Signature Sheet Signed as Probable name Tribe Hapū Signing Occasion
16 Sheet 9 — The East Coast Sheet Tutapaturangi Tūtapatūrangi / Tu-te-pakihi-rangi Ngāti Kahungunu Te Aitanga-ā-whare Tūranga, 5-12 May 1840

Tūtapatūrangi, or Tu-te-pakihi-rangi, signed the East Coast sheet of the Treaty of Waitangi between 5 and 12 May 1840 at Tūranga (now Gisborne). He was from the Te Aitanga-ā-whare hapū (subtribe) of Ngāti Kahungunu.

He attended William Williams’ mission station in Tūranga, leaving in 1841 for some time dbecause of the number of deaths that were occurring there.

Pita Tūtapatūrangi attended the Kohimarama conference in 1860 and spoke in support of making peace between the government and Wiremu Kīngi.

Tu-te-pakihi-rangi may be an alternative name for the same man.
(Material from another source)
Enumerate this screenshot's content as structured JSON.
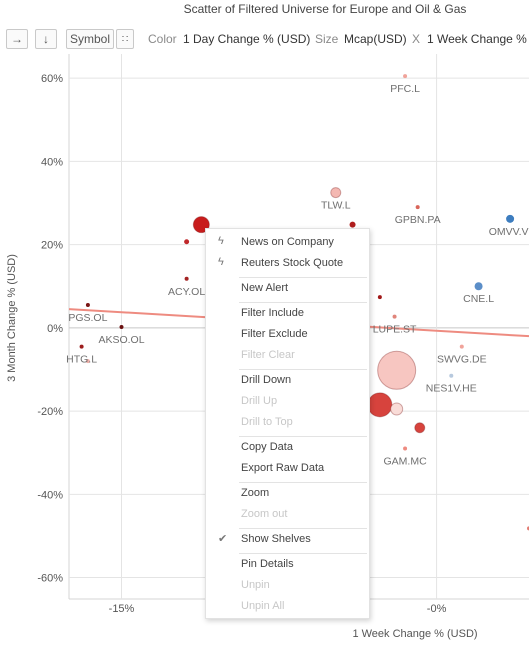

He was recorded as a rangatira (chief) of Ngāti Kahungunu. His wife was Hinemauruuru. In 1829 he was one of the leaders of the Ngāti Kahungunu taua (war party) to Wharepapa, the home of Ngāti Tama. While Tu-te-pakihi-rangi travelled by sea, a separate group went inland to surprise their enemy. When this gave itself away by dislodging rocks, the party decided to appear peaceful. While Tuhi-mata-renga of Ngāti Tama was preparing a feast for them, they attacked and won a quick victory.

In the early 1830s peace was made between Ngāti Kahungunu and Te Āti Awa in Wellington. At the meeting in Pito-one (Petone), Tu-te-pakihi-rangi spoke about how they would cherish Pākehā, despite the evil brought by their muskets. He could not help but judge them to be an evil people because of these weapons.